Consciousness and Kevin Brooks' 'Being'

 The tv series Being Human looks at the struggles of a vampire, a werewolf and a ghost to create meaningful human lives in spite of their non-humaness.
 
Being, a young adult novel by Kevin Brooks, tackles a similar theme.The teenaged male protagonist, Robert, enters hospital for a routine endoscopy. He wakes, his body paralysed by anaesthesia, to find doctors cutting him open. The endoscopy has revealed that in place of human organs, beneath Robert's skin and bones is concealed a hard plastic shell containing materials that are definitely non-human. A man dressed in a dark suit and armed with a gun is barking instructions at the surgeon, another armed man guards the door.

The anaesthetic wears off and Robert escapes the hospital with some surgical supplies, a weapon and the tape from his endoscopy. He takes refuge in a motel, cuts himself open again and looks at what is inside him. Repulsed and shocked by what he sees, he neither understands nor recognises the alien parts inside his body. Viewing the tape of his endoscopy over and over again doesn't give him any more information.

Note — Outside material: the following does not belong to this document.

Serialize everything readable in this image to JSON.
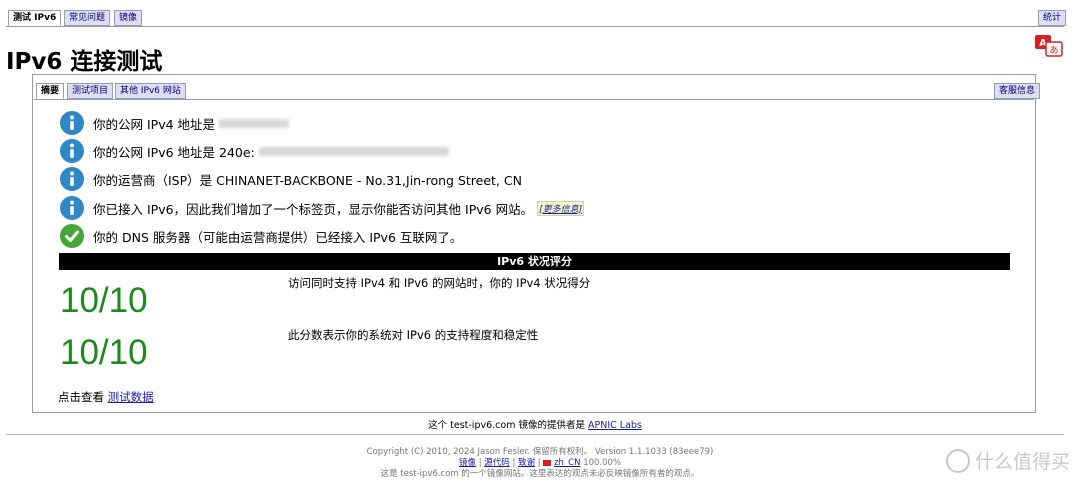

This is an action-suspense novel with a twist. While Robert faces off against armed secret service agents, joins forces with a counterfeiter and escapes to Spain, he tries to understand what he is. He was fostered from birth, has few memories of his childhood and knows only that he has always healed faster than most people. He eats, drinks and shits. He thinks and feels guilt, love, embarrassment, fear, shame and sadness (although he can't cry). Isn't that enough to make him human, he asks?

What was I?
What could I be?
Where did I come from?
Was I born? Was I created?
Was I flesh and blood?
Or not?
And, if not, so what?
If I couldn't tell the difference, what difference did it make? What's the difference between complicated meat and complicated metal? What is a life? What makes a life?
History? Time? Memories? Senses? How do you see things? What do you see? How do you hear things? How do you feel? How do you do anything? How do you breathe? How do you grow? How do you think?
I wondered if I was going mad.

These questions about what it is to be human are threaded throughout the narrative. Robert struggles with what he is and what he might be. He does not know why secret service agents want him; he has no clue whether they know what he is either. In exile with the counterfeiter who becomes his girlfriend, he struggles with the truth and honesty of their relationship as they build a life together in a small village in Spain. How can he honestly explain to her what he is when he doesn't understand it himself? Isn't his lived life proof enough that he is human, or do the mysteries of the technology concealed inside his body condemn him to always being 'other'.

It would be interesting if Brooks had approached this topic from another angle, and had the protagonist Robert undergo a brain scan rather than an endoscopy. But although Brooks doesn't directly tackle the brain and its role in making us human, he does raise interesting questions about the brain/mind/body split, and what it is that makes us who we are, through Robert's internal and external struggles.

Being is a great example of a young adult novel that threads some big questions through a well-plotted, action-packed narrative. It can be read on the surface level as an action/suspense novel or the reader can choose to reflect on the nature of consciousness and humanity, trying to work out some of the 'big questions' along with the protagonist. Although the ending is not as satisfying as the rest of the novel, it leaves the way open for more questions about the mysterious Robert (and, possibly, a sequel).